Toll was die sich so einfallen lassen, um den User zu nerven ... 
http://www.picxl.de/clamav-probleme-unter-lenny hat bei mir nicht geholfen, was nun, weiß jemand wie es trotzdem geht? ISPConfig 3 + Lenny. Thx.


----------



## pee (18. Apr. 2010)

Probier mal die Lösung von meinem letzten Post. Scheint deinem Post ähnlich zu sein, aber Probieren schadet nicht.

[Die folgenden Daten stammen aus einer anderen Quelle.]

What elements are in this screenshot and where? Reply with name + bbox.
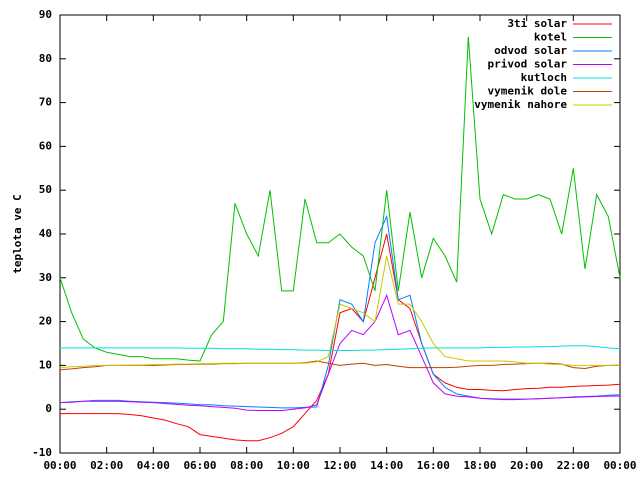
series-line bbox=[60, 233, 621, 442]
y-tick-label: 10 bbox=[39, 358, 52, 371]
y-tick-label: 70 bbox=[39, 96, 52, 109]
x-tick-label: 20:00 bbox=[510, 459, 543, 472]
legend-label: 3ti solar bbox=[507, 17, 567, 30]
x-tick-label: 12:00 bbox=[323, 459, 356, 472]
y-tick-label: 20 bbox=[39, 315, 52, 328]
x-tick-label: 10:00 bbox=[277, 459, 310, 472]
legend-label: kutloch bbox=[521, 71, 567, 84]
x-tick-label: 04:00 bbox=[137, 459, 170, 472]
y-axis-label: teplota ve C bbox=[11, 194, 24, 273]
x-tick-label: 14:00 bbox=[370, 459, 403, 472]
y-tick-label: 40 bbox=[39, 227, 52, 240]
x-tick-label: 06:00 bbox=[183, 459, 216, 472]
x-tick-label: 16:00 bbox=[417, 459, 450, 472]
y-tick-label: 0 bbox=[45, 402, 52, 415]
x-tick-label: 02:00 bbox=[90, 459, 123, 472]
x-tick-label: 18:00 bbox=[463, 459, 496, 472]
series-line bbox=[59, 255, 620, 369]
legend-label: vymenik nahore bbox=[474, 98, 567, 111]
x-tick-label: 00:00 bbox=[43, 459, 76, 472]
legend-label: vymenik dole bbox=[488, 85, 568, 98]
x-tick-label: 08:00 bbox=[230, 459, 263, 472]
legend-label: kotel bbox=[534, 31, 567, 44]
y-tick-label: 30 bbox=[39, 271, 52, 284]
y-tick-label: 60 bbox=[39, 139, 52, 152]
y-tick-label: -10 bbox=[32, 446, 52, 459]
y-tick-label: 80 bbox=[39, 52, 52, 65]
x-tick-label: 00:00 bbox=[603, 459, 636, 472]
series-line bbox=[59, 36, 621, 362]
series-line bbox=[59, 293, 620, 411]
x-tick-label: 22:00 bbox=[557, 459, 590, 472]
y-tick-label: 90 bbox=[39, 8, 52, 21]
legend-label: odvod solar bbox=[494, 44, 567, 57]
y-tick-label: 50 bbox=[39, 183, 52, 196]
series-line bbox=[59, 214, 621, 409]
legend-label: privod solar bbox=[488, 58, 568, 71]
series-line bbox=[60, 345, 621, 351]
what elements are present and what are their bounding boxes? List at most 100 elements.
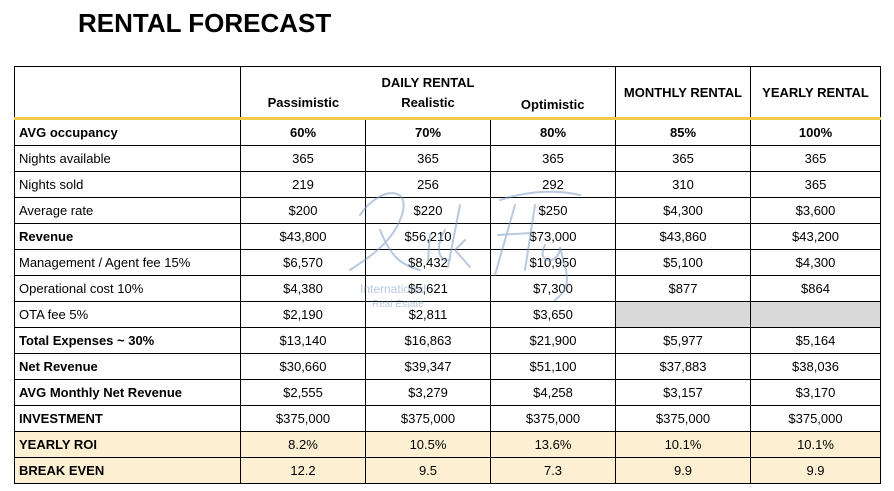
monthly-rental-header: MONTHLY RENTAL — [615, 66, 752, 120]
table-row: YEARLY ROI 8.2% 10.5% 13.6% 10.1% 10.1% — [14, 431, 882, 458]
table-row: AVG occupancy 60% 70% 80% 85% 100% — [14, 118, 882, 146]
row-value: $5,100 — [615, 249, 752, 276]
row-label: Total Expenses ~ 30% — [14, 327, 241, 354]
row-value: $5,164 — [750, 327, 882, 354]
row-label: Net Revenue — [14, 353, 241, 380]
row-value: 100% — [750, 118, 882, 146]
row-value: 60% — [240, 118, 366, 146]
row-label: Revenue — [14, 223, 241, 250]
row-value: $30,660 — [240, 353, 366, 380]
row-value: $2,811 — [365, 301, 491, 328]
row-value: $877 — [615, 275, 752, 302]
row-value — [615, 301, 752, 328]
row-value: 9.9 — [750, 457, 882, 484]
row-value: 219 — [240, 171, 366, 198]
header-row: DAILY RENTAL Passimistic Realistic Optim… — [14, 66, 882, 120]
page-title: RENTAL FORECAST — [78, 8, 332, 38]
row-value: $3,170 — [750, 379, 882, 406]
realistic-label: Realistic — [401, 95, 455, 110]
row-value: $375,000 — [750, 405, 882, 432]
row-value: $13,140 — [240, 327, 366, 354]
row-value: $220 — [365, 197, 491, 224]
row-label: Average rate — [14, 197, 241, 224]
row-value: $5,621 — [365, 275, 491, 302]
row-value: 7.3 — [489, 457, 617, 484]
row-label: Nights sold — [14, 171, 241, 198]
row-value: $38,036 — [750, 353, 882, 380]
table-row: INVESTMENT $375,000 $375,000 $375,000 $375,0… — [14, 405, 882, 432]
table-row: Total Expenses ~ 30% $13,140 $16,863 $21,90… — [14, 327, 882, 354]
row-value: $39,347 — [365, 353, 491, 380]
row-value: $56,210 — [365, 223, 491, 250]
row-label: OTA fee 5% — [14, 301, 241, 328]
row-value: $375,000 — [240, 405, 366, 432]
row-value: $4,300 — [615, 197, 752, 224]
row-value: $4,300 — [750, 249, 882, 276]
row-value: 365 — [489, 145, 617, 172]
row-value: $375,000 — [365, 405, 491, 432]
row-value: 12.2 — [240, 457, 366, 484]
row-value: 9.9 — [615, 457, 752, 484]
row-value: $200 — [240, 197, 366, 224]
row-value: 80% — [489, 118, 617, 146]
row-value: $4,380 — [240, 275, 366, 302]
table-row: OTA fee 5% $2,190 $2,811 $3,650 — [14, 301, 882, 328]
pessimistic-label: Passimistic — [267, 95, 340, 110]
row-value: $3,650 — [489, 301, 617, 328]
table-row: Management / Agent fee 15% $6,570 $8,432 $1… — [14, 249, 882, 276]
row-value: $43,200 — [750, 223, 882, 250]
row-value: $10,950 — [489, 249, 617, 276]
row-value: $3,157 — [615, 379, 752, 406]
table-row: Nights sold 219 256 292 310 365 — [14, 171, 882, 198]
row-value: 365 — [750, 145, 882, 172]
optimistic-label: Optimistic — [520, 97, 585, 112]
row-label: BREAK EVEN — [14, 457, 241, 484]
table-row: Nights available 365 365 365 365 365 — [14, 145, 882, 172]
row-value: $375,000 — [615, 405, 752, 432]
row-label: AVG occupancy — [14, 118, 241, 146]
row-value: $8,432 — [365, 249, 491, 276]
row-value: $3,279 — [365, 379, 491, 406]
row-value: 256 — [365, 171, 491, 198]
row-value: 10.1% — [750, 431, 882, 458]
row-label: Management / Agent fee 15% — [14, 249, 241, 276]
table-row: Operational cost 10% $4,380 $5,621 $7,300 $8… — [14, 275, 882, 302]
row-value: $43,860 — [615, 223, 752, 250]
row-value: $3,600 — [750, 197, 882, 224]
rental-forecast-table: DAILY RENTAL Passimistic Realistic Optim… — [14, 66, 882, 484]
row-value: 10.5% — [365, 431, 491, 458]
row-value: 310 — [615, 171, 752, 198]
row-value: 365 — [750, 171, 882, 198]
row-value: $864 — [750, 275, 882, 302]
row-value: 292 — [489, 171, 617, 198]
row-value: $21,900 — [489, 327, 617, 354]
row-value: $250 — [489, 197, 617, 224]
row-value: 9.5 — [365, 457, 491, 484]
row-value: 8.2% — [240, 431, 366, 458]
row-value: $43,800 — [240, 223, 366, 250]
table-row: AVG Monthly Net Revenue $2,555 $3,279 $4,25… — [14, 379, 882, 406]
daily-rental-header: DAILY RENTAL Passimistic Realistic Optim… — [239, 66, 617, 120]
row-value — [750, 301, 882, 328]
row-value: $6,570 — [240, 249, 366, 276]
row-value: 13.6% — [489, 431, 617, 458]
row-value: 10.1% — [615, 431, 752, 458]
row-value: 85% — [615, 118, 752, 146]
row-value: $73,000 — [489, 223, 617, 250]
table-row: BREAK EVEN 12.2 9.5 7.3 9.9 9.9 — [14, 457, 882, 484]
row-value: 70% — [365, 118, 491, 146]
row-label: YEARLY ROI — [14, 431, 241, 458]
row-label: INVESTMENT — [14, 405, 241, 432]
daily-rental-label: DAILY RENTAL — [381, 75, 475, 90]
table-row: Revenue $43,800 $56,210 $73,000 $43,860 $43,2… — [14, 223, 882, 250]
row-value: $2,555 — [240, 379, 366, 406]
table-row: Net Revenue $30,660 $39,347 $51,100 $37,883 $… — [14, 353, 882, 380]
row-label: AVG Monthly Net Revenue — [14, 379, 241, 406]
row-value: $7,300 — [489, 275, 617, 302]
row-value: 365 — [365, 145, 491, 172]
row-value: $4,258 — [489, 379, 617, 406]
row-value: 365 — [240, 145, 366, 172]
row-label: Nights available — [14, 145, 241, 172]
row-value: $2,190 — [240, 301, 366, 328]
row-value: 365 — [615, 145, 752, 172]
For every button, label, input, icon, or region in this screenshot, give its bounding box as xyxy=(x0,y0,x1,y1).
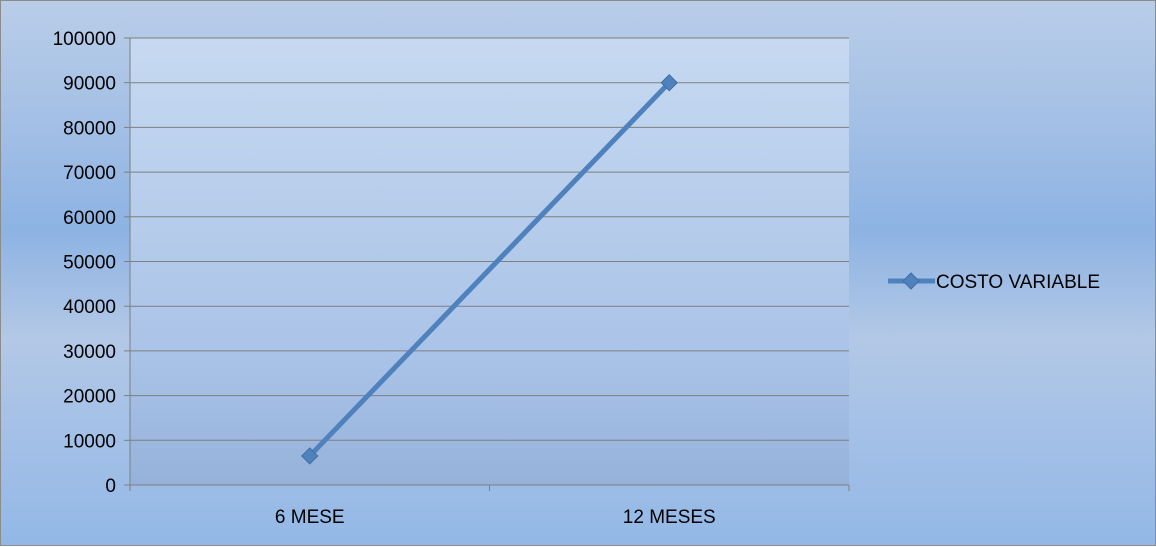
data-point-0-1 xyxy=(660,73,678,92)
y-tick-label-10: 100000 xyxy=(53,29,116,50)
y-tick-label-6: 60000 xyxy=(63,208,116,229)
y-tick-label-1: 10000 xyxy=(63,431,116,452)
series-line-0 xyxy=(307,80,672,458)
x-tick-label-1: 12 MESES xyxy=(623,507,716,528)
y-tick-label-7: 70000 xyxy=(63,163,116,184)
y-tick-label-9: 90000 xyxy=(63,74,116,95)
x-tick-label-0: 6 MESE xyxy=(275,507,345,528)
y-tick-label-2: 20000 xyxy=(63,387,116,408)
legend-marker-0 xyxy=(902,272,920,290)
series xyxy=(301,73,678,465)
y-tick-label-8: 80000 xyxy=(63,118,116,139)
y-tick-label-4: 40000 xyxy=(63,297,116,318)
data-point-0-0 xyxy=(301,447,319,465)
legend-label-0: COSTO VARIABLE xyxy=(936,272,1100,293)
y-tick-label-0: 0 xyxy=(105,476,116,497)
axes xyxy=(124,37,850,491)
tick-labels: 0 10000 20000 30000 40000 50000 60000 70000 8000… xyxy=(53,29,716,528)
legend: COSTO VARIABLE xyxy=(888,272,1100,293)
y-tick-label-5: 50000 xyxy=(63,253,116,274)
gridlines xyxy=(130,37,849,441)
y-tick-label-3: 30000 xyxy=(63,342,116,363)
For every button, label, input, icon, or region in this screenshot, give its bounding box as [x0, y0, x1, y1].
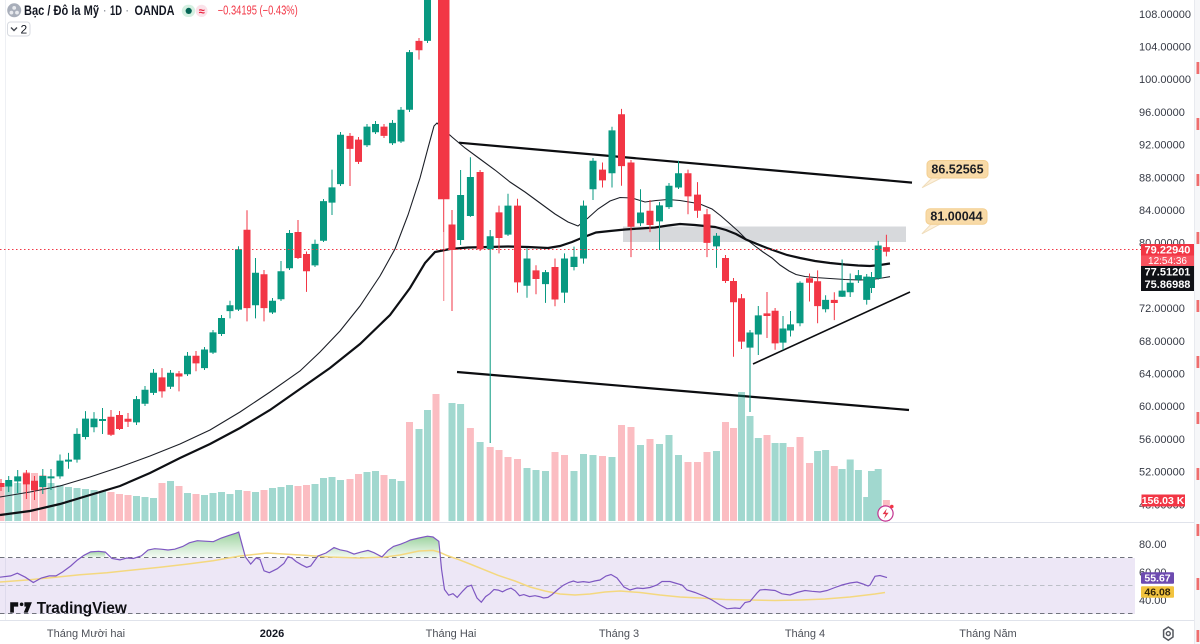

Vielleicht hattest du bei deinem Versuch ja einen Tippi.


----------



## sence123 (19. Apr. 2010)

*same Prob*

Hallo Forum,

ich hab das selbe Problem mit Ubuntu..... und ispconfig 3

bevor ich nun irgendwas zerschiesse, wie gehe ich am besten unter ubuntu vor?

danke :/


----------



## pee (19. Apr. 2010)

Ohne die genaue Ubuntu-Versionsnummer und die Fehlermeldungen (Hinweise hierzu stehen bereits im Thread), ist eine Hilfestellung schwierig. Hole dies bitte nach.


----------



## sence123 (19. Apr. 2010)

*ups*

sry ok:

Ubuntu 8.10     kernel version:  2.6.27-7-server


.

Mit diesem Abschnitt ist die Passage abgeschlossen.